Des adaptations dans plusieurs pays

«Quand The Killing a commencé à être diffusée en Grande-Bretagne, j’ai reçu de nombreux mails d’éditeurs qui pensaient qu’il s’agissait de l’adaptation d’un roman, et qui voulaient le publier. A ce moment-là, nous avons réalisé que quelque chose se passait», raconte Søren Sveistrup. Le phénomène a pris une ampleur spectaculaire. The Killing, puis Borgen sont regardées du Japon au Brésil, en passant par la Russie et la Corée du Sud. Les Américains ont adapté les investigations de Sarah Lund, et des options sont prises pour des versions locales en Turquie, en Inde et en Russie. Outre le fait d’avoir reçu une lettre personnelle du premier ministre britannique David Cameron, un téléspectateur captivé par sa collègue fictive du Danemark, l’équipe de Borgen a aussi écho d’une version américaine. Les ventes de DVD – dans la seule zone Benelux, il s’en est écoulé trois fois plus qu’au Danemark –, le visionnement en ligne, voire le piratage, font grossir cette déferlante danoise.

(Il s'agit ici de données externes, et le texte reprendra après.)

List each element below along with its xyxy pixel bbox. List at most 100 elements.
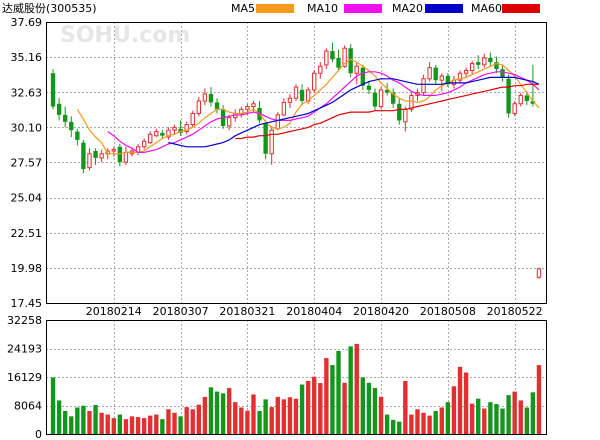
volume-bar <box>196 404 202 434</box>
volume-bar <box>208 387 214 434</box>
volume-bar <box>390 419 396 434</box>
volume-bar <box>530 392 536 434</box>
candle-body-up <box>427 67 432 80</box>
ma60-line <box>235 83 539 140</box>
candle-body-down <box>56 103 62 115</box>
candle-body-up <box>409 94 414 110</box>
date-tick-label: 20180307 <box>153 305 209 318</box>
candle-body-up <box>190 112 195 126</box>
volume-bar <box>427 415 432 434</box>
candle-body-down <box>62 114 68 122</box>
date-axis-labels: 20180214 20180307 20180321 20180404 20180420… <box>86 305 543 318</box>
candle-body-up <box>275 114 280 130</box>
candle-body-up <box>99 153 104 159</box>
candle-body-up <box>354 65 359 74</box>
candle-body-down <box>214 102 220 110</box>
candle-body-up <box>403 108 408 123</box>
volume-bar <box>445 402 451 434</box>
date-tick-label: 20180522 <box>487 305 543 318</box>
candle-body-down <box>50 73 56 107</box>
volume-bar <box>111 418 116 434</box>
volume-bar <box>342 382 347 434</box>
ma10-line <box>107 71 540 153</box>
price-panel-frame <box>46 22 547 304</box>
candle-body-down <box>75 131 80 140</box>
watermark-text: SOHU.com <box>60 23 190 48</box>
candle-body-up <box>123 151 129 163</box>
candle-body-up <box>202 93 208 102</box>
candle-body-down <box>117 146 123 163</box>
volume-bar <box>476 398 481 434</box>
legend-ma10-label: MA10 <box>307 2 339 15</box>
candle-body-down <box>81 142 86 170</box>
candle-body-up <box>196 100 202 114</box>
candle-body-up <box>172 126 177 131</box>
candle-body-down <box>397 103 402 121</box>
candle-body-up <box>421 78 426 94</box>
volume-bar <box>397 421 402 434</box>
volume-bar <box>378 396 384 434</box>
candle-body-up <box>166 129 171 138</box>
candle-body-down <box>390 92 396 104</box>
candle-body-down <box>336 57 341 68</box>
volume-bar <box>172 412 177 434</box>
legend-ma20-label: MA20 <box>392 2 424 15</box>
candle-body-up <box>312 72 317 91</box>
legend-ma60-swatch <box>502 4 540 13</box>
price-tick-label: 37.69 <box>11 16 43 29</box>
candle-body-down <box>433 67 438 81</box>
volume-bar <box>354 343 359 434</box>
candle-body-up <box>245 106 250 110</box>
price-tick-label: 32.63 <box>11 86 43 99</box>
volume-bar <box>469 403 475 434</box>
volume-bar <box>269 407 274 434</box>
price-tick-label: 17.45 <box>11 297 43 310</box>
legend-ma10-swatch <box>344 4 382 13</box>
volume-bar <box>403 380 408 434</box>
price-tick-label: 35.16 <box>11 51 43 64</box>
candle-body-up <box>324 50 329 66</box>
candle-body-down <box>160 132 165 136</box>
candle-body-up <box>518 94 523 105</box>
volume-bar <box>123 419 129 434</box>
candle-body-down <box>263 123 268 154</box>
volume-bar <box>166 409 171 434</box>
candle-body-up <box>141 140 147 148</box>
volume-bar <box>506 395 511 434</box>
volume-bar <box>135 417 141 434</box>
candle-body-up <box>269 129 274 155</box>
volume-bar <box>56 400 62 434</box>
candle-body-down <box>360 67 366 86</box>
volume-bar <box>518 400 523 434</box>
volume-bar <box>384 414 390 434</box>
volume-bar <box>451 386 457 434</box>
volume-axis-labels: 32258 24193 16129 8064 0 <box>7 314 42 440</box>
volume-bar <box>226 388 232 434</box>
volume-bar <box>257 411 262 434</box>
volume-bar <box>463 372 469 434</box>
volume-bar <box>433 411 438 434</box>
volume-bar <box>214 391 220 434</box>
candle-body-down <box>330 51 335 60</box>
candle-body-down <box>69 121 74 131</box>
stock-title: 达威股份(300535) <box>2 2 97 15</box>
volume-bar <box>117 414 123 434</box>
volume-tick-label: 32258 <box>7 314 42 327</box>
volume-bar <box>524 407 530 434</box>
legend-ma5-swatch <box>256 4 294 13</box>
candle-body-up <box>469 63 475 71</box>
volume-bar <box>324 358 329 434</box>
date-tick-label: 20180321 <box>219 305 275 318</box>
volume-bar <box>439 407 444 434</box>
candle-body-up <box>251 103 256 108</box>
volume-bar <box>105 414 110 434</box>
volume-bar <box>129 416 135 434</box>
volume-bar <box>62 411 68 434</box>
volume-bar <box>348 346 353 434</box>
date-tick-label: 20180404 <box>286 305 342 318</box>
candle-body-down <box>348 48 353 74</box>
ma5-line <box>76 58 540 155</box>
candle-body-down <box>208 94 214 103</box>
volume-bar <box>160 419 165 434</box>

Les pays scandinaves explosent

Et, désormais, Copenhague n’est plus le seul laboratoire nordique de la fiction TV. Découverte récemment sur Arte, la suédoise Real Humans (Äkta Människor) se fraie un joli chemin sur la scène internationale. D’initiative suédoise, mais en coproduction avec les Danois, Bron/Broen, ou The Bridge, enquête après la découverte d’un corps sur le pont reliant Copenhague à Malmö, constitue la nouvelle perle plébiscitée, là aussi, en Angleterre. Elle est en train d’être adaptée (dans le tunnel sous la Manche…) par Canal + et des partenaires anglais. Il y a deux semaines a commencé aux Etats-Unis la diffusion de la version américaine, à la frontière mexicaine.

La Norvège aussi. Appuyés par des capitaux du site américain Netflix, des scénaristes font sensation avec Lilyhammer, histoire d’un mafieux – joué par un ancien acteur des Sopranos – en résidence protégée au bord des fjords. D’autres pays pourraient suivre: en Finlande, les auteurs concoctent des comédies urbaines susceptibles de plaire alentour. Dans la foulée, même les séries islandaises, moins dotées financièrement mais non sans intérêt, pourraient commencer à intéresser au-delà des océans.

Une formule unique

Cette vague doit presque tout à The Killing, qui l’a lancée. Le Danemark a pourtant une riche tradition de séries, par exemple la chronique sociale Matador (1978-1982). En 2004, Ørnen, une fiction policière, avait déjà conquis quelques territoires lointains, dont un étonnant succès en Australie. Toutefois, sans conteste, c’est Sarah Lund qui a révélé les extérieurs nuit de Copenhague aux yeux des amateurs du monde. «Elle a pavé la voie», note Camilla Hammerich, productrice de Borgen. Par sa nature de polar, la série de Søren Sveistrup se prêtait mieux à l’exportation. Elle arrivait en outre à un moment propice, concède le scénariste, qui évoque la mode du polar nordique: «Je n’avais pas lu Stieg Larsson [l’auteur de Millenium] en commençant à préparer The Killing, et les comparaisons, parfois, me contrarient! Mais de toute évidence, il a ouvert une brèche…» Toutefois, Borgen prouve que la qualité danoise convainc même au-delà de la mécanique policière.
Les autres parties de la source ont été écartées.